For senior living operators, the reason for being in business may seem pretty straightforward, but has your organization put that purpose in writing and shared it with employees?

PwC’s strategy consulting business, Strategy&, recently surveyed 540 people across various industries and found that at companies with clearly defined purposes — that were “clear on how they create value for customers” — twice as many workers felt passionate, motivated, satisfied and proud at work compared with companies without clearly defined purposes.

And surveyed employees considered purpose to be more than twice as important, on average, as “traditional motivators” such as pay and career advancement opportunities, according to the authors of a recent Harvard Business Review article about the survey.

A purpose statement must convey an organization’s unique value, and then the organization’s structure, systems and resourcing must enable workers to bring the statement to life, so to speak, they said. You can read that article to learn more about the survey and how PwC recommends coming up with a statement of purpose that inspires employees. Some senior living organizations already are doing work in this area.

When I read about the PwC survey, I was reminded of my recent interview with Pathway to Living’s new vice president of culture and brand loyalty, Mike Ulm.

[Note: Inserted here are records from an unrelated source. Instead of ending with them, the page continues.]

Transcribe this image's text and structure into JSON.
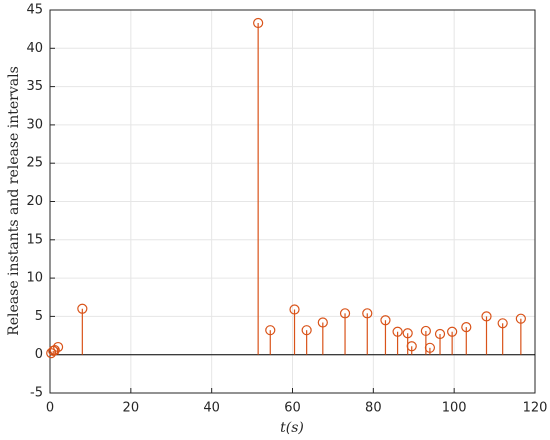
{
  "chart_data": {
    "type": "stem",
    "x": [
      0.3,
      0.8,
      1.2,
      2,
      8,
      51.5,
      54.5,
      60.5,
      63.5,
      67.5,
      73,
      78.5,
      83,
      86,
      88.5,
      89.5,
      93,
      94,
      96.5,
      99.5,
      103,
      108,
      112,
      116.5
    ],
    "series": [
      {
        "name": "Release instants and release intervals",
        "color": "#d95319",
        "values": [
          0.2,
          0.5,
          0.6,
          1.0,
          6.0,
          43.3,
          3.2,
          5.9,
          3.2,
          4.2,
          5.4,
          5.4,
          4.5,
          3.0,
          2.8,
          1.1,
          3.1,
          0.9,
          2.7,
          3.0,
          3.6,
          5.0,
          4.1,
          4.7
        ]
      }
    ],
    "xlabel": "t(s)",
    "ylabel": "Release instants and release intervals",
    "xlim": [
      0,
      120
    ],
    "ylim": [
      -5,
      45
    ],
    "xticks": [
      0,
      20,
      40,
      60,
      80,
      100,
      120
    ],
    "yticks": [
      -5,
      0,
      5,
      10,
      15,
      20,
      25,
      30,
      35,
      40,
      45
    ],
    "grid": true
  }
}
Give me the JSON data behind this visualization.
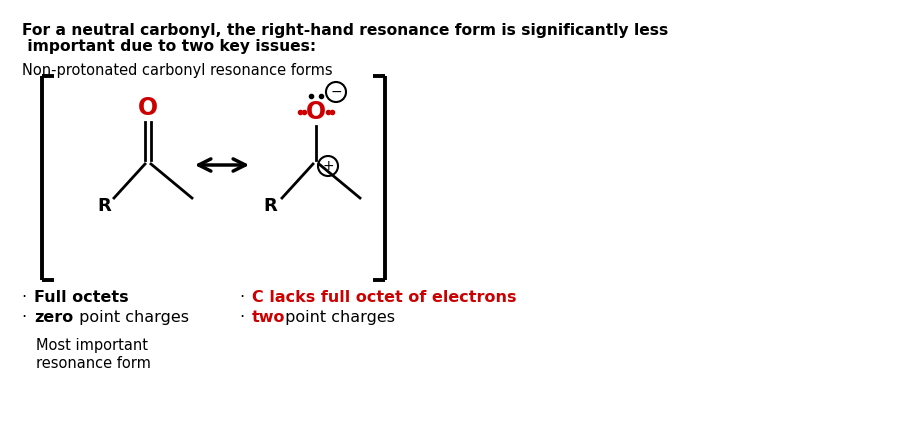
{
  "bg_color": "#ffffff",
  "title_line1": "For a neutral carbonyl, the right-hand resonance form is significantly less",
  "title_line2": " important due to two key issues:",
  "subtitle": "Non-protonated carbonyl resonance forms",
  "red_color": "#cc0000",
  "black_color": "#000000"
}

Ulm helped Pathway develop what it calls an “internal brand promise” as a consultant before he joined the organization full-time.

“What you’re trying to capture in the essence of any organization with a brand promise is, what is the natural good that’s already there? What are the words that people use enthusiastically, naturally?” Ulm told me.

At Pathway, the promise is “Care to Know, and Make it Matter.” “It is how we go about business every day, focused on really caring to know the person who is our customer — not just residents but also each other — and then connecting the information we learn to our processes and solutions,” he said.

The brand promise was uncovered and implemented through a four-step process that took time, according to Ulm.

  1. Through focus groups, employees thought about stories and situations in which they felt the best about what they do. “What you get from those focus groups is a lot of words, and you begin to see patterns of intent, patterns of thought,” Ulm said.
  2. Employees define “what everyone feels is the essence of what we’re really trying to do.”
  3. The concept is integrated throughout the organization in several key areas.
  4. The brand promise is “activated.” “Because the original ideas for the brand promise come from a large group of people, it’s not a rollout,” Ulm said. “We’re not putting something out there that’s someone else’s idea. It truly was created internally by lots of people.” The activation, he said, is “a celebration of the stories, the concepts that already were alive. We just all brought it together.”

Have you defined your organization’s purpose or brand promise? Doing so, according to the HBR authors, will inspire employees and also help them help the organization meet desired goals.